Mr Smith said that genomic selection is being applied to many species and it will accelerate genetic progress but it still requires a lot of phenotypic data to build and validate evaluations. However, it will allow greater selection for lower heritability traits and evolution of new traits.
Mr Smith said that by using new technology gene selection can be speeded up and livestock improvement will come sooner - but often new techniques hit an ethical barrier.
While selective breeding has been carried out for centuries and has been established as safe for centuries, cloning, where the genes of the offspring are identical to the parent, which is equivalent to twinning, the introduction of an additional normal gene already present in the animal and gene deletion could raise other questions.
However, Mr Smith said they are not truly genetically modified organisms (GMOs) and do not introduce any genetic material that is not already present and so there is no reason to believe that they will harm either the animal or Man.

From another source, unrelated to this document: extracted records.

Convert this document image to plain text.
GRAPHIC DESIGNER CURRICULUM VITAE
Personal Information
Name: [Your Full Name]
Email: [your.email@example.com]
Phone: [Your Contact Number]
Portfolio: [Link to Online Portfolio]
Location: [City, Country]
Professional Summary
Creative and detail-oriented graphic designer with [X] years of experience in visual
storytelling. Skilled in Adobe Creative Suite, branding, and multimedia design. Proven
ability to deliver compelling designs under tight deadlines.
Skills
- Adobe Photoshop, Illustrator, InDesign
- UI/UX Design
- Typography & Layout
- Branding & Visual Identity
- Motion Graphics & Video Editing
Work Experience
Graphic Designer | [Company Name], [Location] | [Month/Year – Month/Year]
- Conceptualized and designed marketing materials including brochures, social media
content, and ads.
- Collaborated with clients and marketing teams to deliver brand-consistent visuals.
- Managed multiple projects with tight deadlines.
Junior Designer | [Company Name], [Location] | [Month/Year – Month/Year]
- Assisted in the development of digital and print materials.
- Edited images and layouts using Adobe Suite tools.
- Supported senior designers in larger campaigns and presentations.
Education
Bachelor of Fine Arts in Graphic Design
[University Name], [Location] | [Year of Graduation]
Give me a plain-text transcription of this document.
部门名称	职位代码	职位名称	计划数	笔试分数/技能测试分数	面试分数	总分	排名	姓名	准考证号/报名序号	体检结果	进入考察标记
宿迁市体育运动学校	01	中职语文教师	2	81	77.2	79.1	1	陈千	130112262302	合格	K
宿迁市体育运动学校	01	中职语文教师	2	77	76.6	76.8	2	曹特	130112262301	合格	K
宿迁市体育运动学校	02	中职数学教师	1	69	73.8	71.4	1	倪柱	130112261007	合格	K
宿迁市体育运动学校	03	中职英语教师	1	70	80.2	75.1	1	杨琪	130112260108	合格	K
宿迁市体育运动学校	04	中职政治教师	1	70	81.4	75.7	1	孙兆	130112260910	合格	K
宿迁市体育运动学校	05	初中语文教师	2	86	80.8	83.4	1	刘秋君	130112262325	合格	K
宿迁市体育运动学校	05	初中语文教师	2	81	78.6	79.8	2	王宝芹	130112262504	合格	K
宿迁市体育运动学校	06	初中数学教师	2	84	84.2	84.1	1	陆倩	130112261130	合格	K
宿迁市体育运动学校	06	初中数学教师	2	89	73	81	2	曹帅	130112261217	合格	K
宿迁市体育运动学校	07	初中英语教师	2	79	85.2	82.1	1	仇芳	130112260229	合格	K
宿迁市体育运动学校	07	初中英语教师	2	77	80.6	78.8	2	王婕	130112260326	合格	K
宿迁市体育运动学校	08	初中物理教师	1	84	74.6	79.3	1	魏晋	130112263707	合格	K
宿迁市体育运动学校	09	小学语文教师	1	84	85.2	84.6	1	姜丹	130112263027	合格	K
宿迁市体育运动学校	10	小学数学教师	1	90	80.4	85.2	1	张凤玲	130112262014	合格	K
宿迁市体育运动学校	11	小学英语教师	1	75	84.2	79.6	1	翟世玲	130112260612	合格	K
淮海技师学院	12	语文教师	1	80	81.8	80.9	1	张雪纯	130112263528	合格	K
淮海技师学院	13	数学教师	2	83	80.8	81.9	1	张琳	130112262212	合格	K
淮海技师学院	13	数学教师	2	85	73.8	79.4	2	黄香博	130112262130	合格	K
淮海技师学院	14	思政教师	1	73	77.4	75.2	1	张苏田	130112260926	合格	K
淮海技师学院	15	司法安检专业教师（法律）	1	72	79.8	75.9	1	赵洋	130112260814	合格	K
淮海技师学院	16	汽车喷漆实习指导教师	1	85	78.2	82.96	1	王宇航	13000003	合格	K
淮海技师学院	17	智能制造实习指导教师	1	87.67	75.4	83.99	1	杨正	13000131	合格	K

Gene editing produces only minor changes and often will be introducing naturally occurring mutations so again should not be unsafe in any way.
Introduction of another mammalian gene not normally found in that species, the introduction of a non-mammalian or plant gene into that species, the introduction of a bacterial gene into the species and the introduction of a viral gene into the species may have some risk and need careful analysis.
Mr Smith said: "Scientific breakthroughs in new genetic technologies could hold the key to step changes in livestock improvements, with disease resistance and resilience, improved efficiency and human health protection.
"Genetic improvement has played a major role in improving efficiency to date and will probably need to play an even greater role in the future.
"Some species have greater opportunity than others, but selective breeding in conjunction with newer technology could hold the key to step changes in genetic improvement and deserve consideration," Mr Smith concluded.